Reviewed by Zachary Levin
Skeletal stability and neurosensory disturbance with bilateral sagittal split ramus osteotomy and distraction osteogenesis
Al-Moraissi EA, Ellis E 3rd. Bilateral sagittal split ramus osteotomy versus distraction osteogenesis for advancement of the retrognathic mandible. J Oral Maxillofac Surg 2015;73:1564-74
Bilateral sagittal split osteotomy (BSSO) is the most common surgical intervention for advancement of a retrognathic mandible, but it carries certain clinical disadvantages. Neurosensory disturbance is a frequent postsurgical complication caused by inferior alveolar nerve trauma. Additionally, skeletal relapse can develop from unfavorable postoperative sequelae.
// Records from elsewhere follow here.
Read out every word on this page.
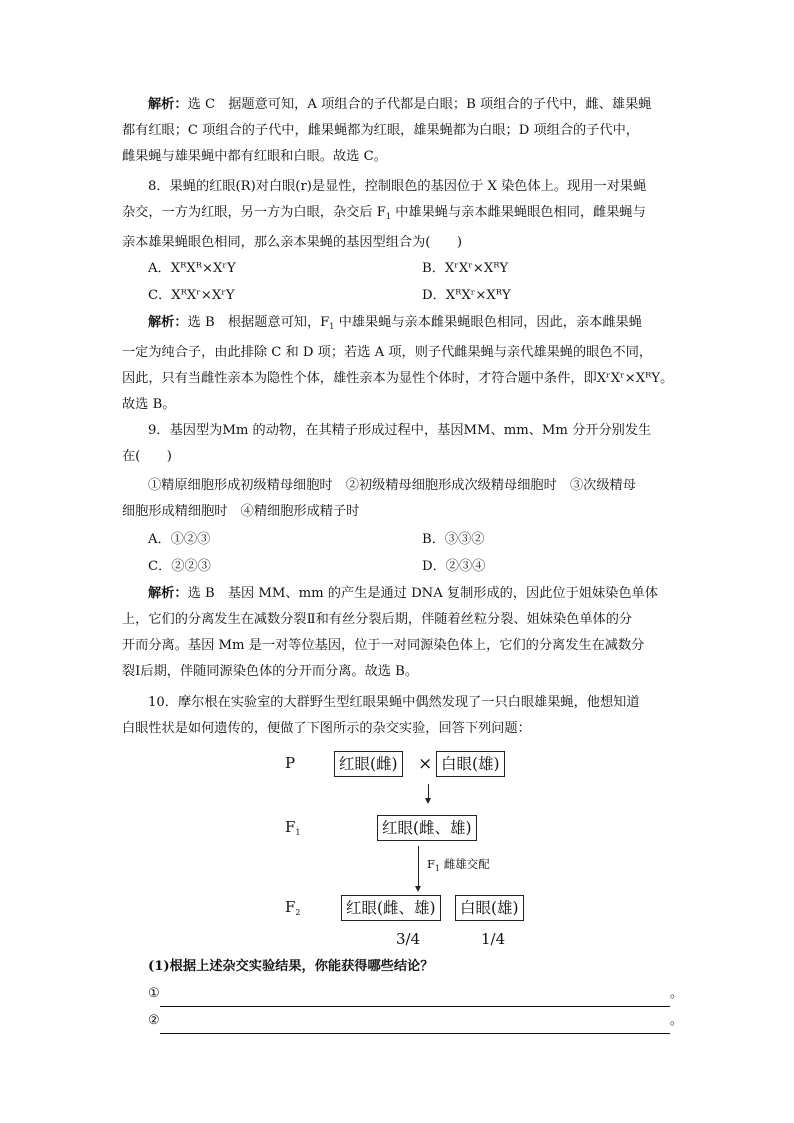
解析：选 C　据题意可知，A 项组合的子代都是白眼；B 项组合的子代中，雌、雄果蝇
都有红眼；C 项组合的子代中，雌果蝇都为红眼，雄果蝇都为白眼；D 项组合的子代中，
雌果蝇与雄果蝇中都有红眼和白眼。故选 C。
8．果蝇的红眼(R)对白眼(r)是显性，控制眼色的基因位于 X 染色体上。现用一对果蝇
杂交，一方为红眼，另一方为白眼，杂交后 $F_1$ 中雄果蝇与亲本雌果蝇眼色相同，雌果蝇与
亲本雄果蝇眼色相同，那么亲本果蝇的基因型组合为(　　)
A．XᴿXᴿ×XʳY	B．XʳXʳ×XᴿY
C．XᴿXʳ×XʳY	D．XᴿXʳ×XᴿY
解析：选 B　根据题意可知，$F_1$ 中雄果蝇与亲本雌果蝇眼色相同，因此，亲本雌果蝇
一定为纯合子，由此排除 C 和 D 项；若选 A 项，则子代雌果蝇与亲代雄果蝇的眼色不同，
因此，只有当雌性亲本为隐性个体，雄性亲本为显性个体时，才符合题中条件，即XʳXʳ×XᴿY。
故选 B。
9．基因型为Mm 的动物，在其精子形成过程中，基因MM、mm、Mm 分开分别发生
在(　　)
①精原细胞形成初级精母细胞时　②初级精母细胞形成次级精母细胞时　③次级精母
细胞形成精细胞时　④精细胞形成精子时
A．①②③	B．③③②
C．②②③	D．②③④
解析：选 B　基因 MM、mm 的产生是通过 DNA 复制形成的，因此位于姐妹染色单体
上，它们的分离发生在减数分裂Ⅱ和有丝分裂后期，伴随着丝粒分裂、姐妹染色单体的分
开而分离。基因 Mm 是一对等位基因，位于一对同源染色体上，它们的分离发生在减数分
裂Ⅰ后期，伴随同源染色体的分开而分离。故选 B。
10．摩尔根在实验室的大群野生型红眼果蝇中偶然发现了一只白眼雄果蝇，他想知道
白眼性状是如何遗传的，便做了下图所示的杂交实验，回答下列问题：
P	红眼(雌) × 白眼(雄)
$F_1$	红眼(雌、雄)
$F_1$ 雌雄交配
$F_2$	红眼(雌、雄)	白眼(雄)
3/4	1/4
(1)根据上述杂交实验结果，你能获得哪些结论？
①	。
②	。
Previous research has introduced distraction osteogenesis (DO) as a surgical alternative for mandibular retrognathia with decreased risk of nerve damage, increased stability, and greater capacity for mandibular lengthening. This systematic literature review and meta-analysis was conducted to further investigate nerve function and stability in BSSO and DO. Nine reports (4 assessing skeletal stability, 5 evaluating neurosensory disturbance) were included in the qualitative and quantitative synthesis with a total of 357 patients. Of these reports, 3 were randomized controlled trials, 1 was a controlled clinical trial, and 5 were retrospective studies. The results showed no statistically significant difference in skeletal stability analyzed cephalometrically in the vertical and horizontal dimensions, but significantly fewer neurosensory disturbances occurred with DO compared with BSSO. The authors concluded that both surgical methods give similar stability, and 1 in every 7 patients undergoing mandibular advancement surgery with DO will benefit by half the incidence of neurosensory disturbance. This added gain of DO must be measured against recognized procedural complexities. Specifically, a high level of technical skill in positioning the distraction device is required to prevent a nonideal distraction vector and a suboptimal occlusion. The authors suggest considering outcome predictability, complications other than neurosensory disturbance, treatment time, and financial cost to determine the best method of mandibular advancement surgery for each patient.